4. Conclusions

The HEOM approach is now available in the modular open-source Libra software, starting from the version v4.8.1. This version is available at the Zenodo server42 as well as from the Quantum Dynamics Hub GitHub Libra software repository https://github.com/Quantum-Dynamics-Hub/libra-code. The current work provides a comprehensive account on the underlying theoretical foundations and terminology of the method, the key algorithms used, and the important implementation details and use guidance. The detailed examples to run the calculations presented in this work are available at the Zenodo server43 as well as from the GitHub data repository https://github.com/AkimovLab/Project_HEOM.

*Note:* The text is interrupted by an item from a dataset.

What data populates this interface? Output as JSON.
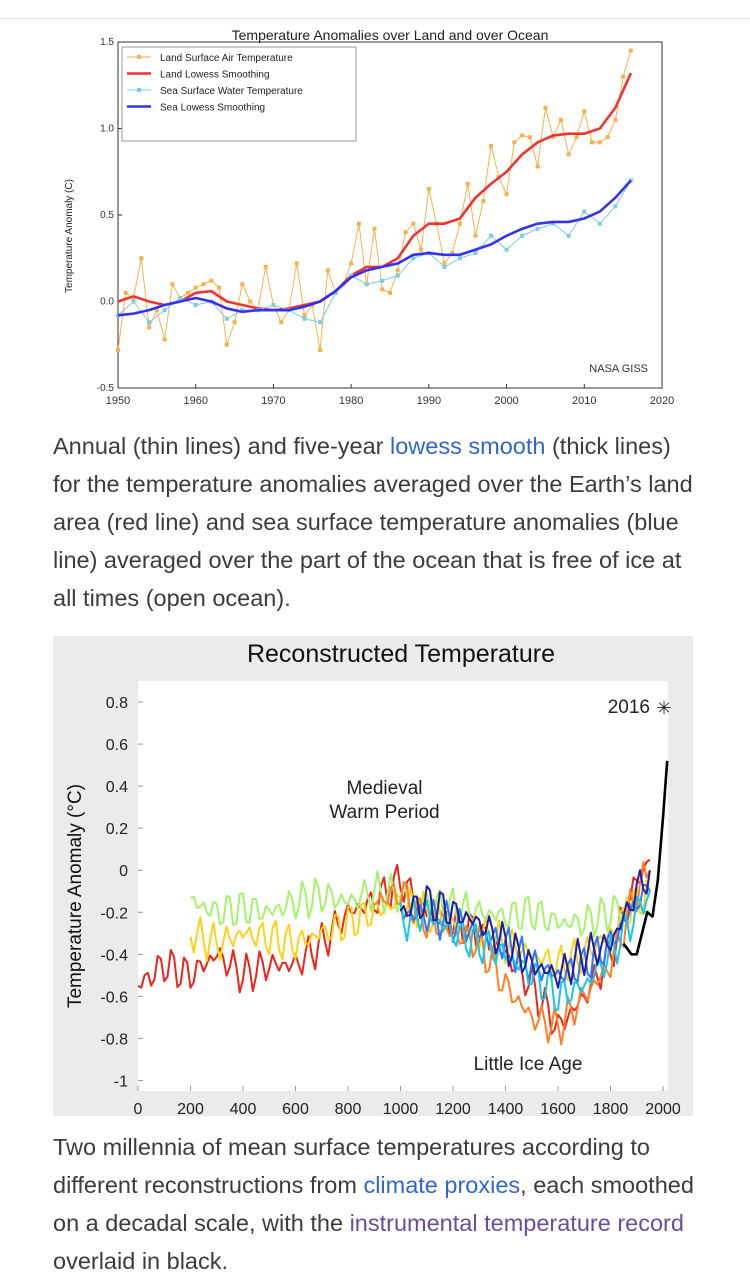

The present implementation features a user-friendly design of the Python-level modules for HEOM calculation, which shall facilitate the use of this method in Jupyter- or Python-based calculations. Our current implementation considers a number of acceleration features, such as using the scaled HEOM method, filtering the HEOM, using the concept of active equation lists, which are updated periodically to remove the propagation of ADMs when the ADM’s time derivatives are negligible. A nearly trivial OpenMP parallelization is incorporated in the step of computing ADM’s time-derivatives and leads to expected acceleration of the computations. We have provided examples of using the code for propagating reduced density matrices to describe quantum dynamics of open systems. We have illustrated the capabilities of the present HEOM implementation in computing spectral line shapes. We have provided a number of examples on the expected qualitative changes in the dynamics of quantum systems in response to variation of various properties of the bath. We have provided some computational scalability and execution time benchmarks to guide the potential users of this software in feasibility of various types of calculations.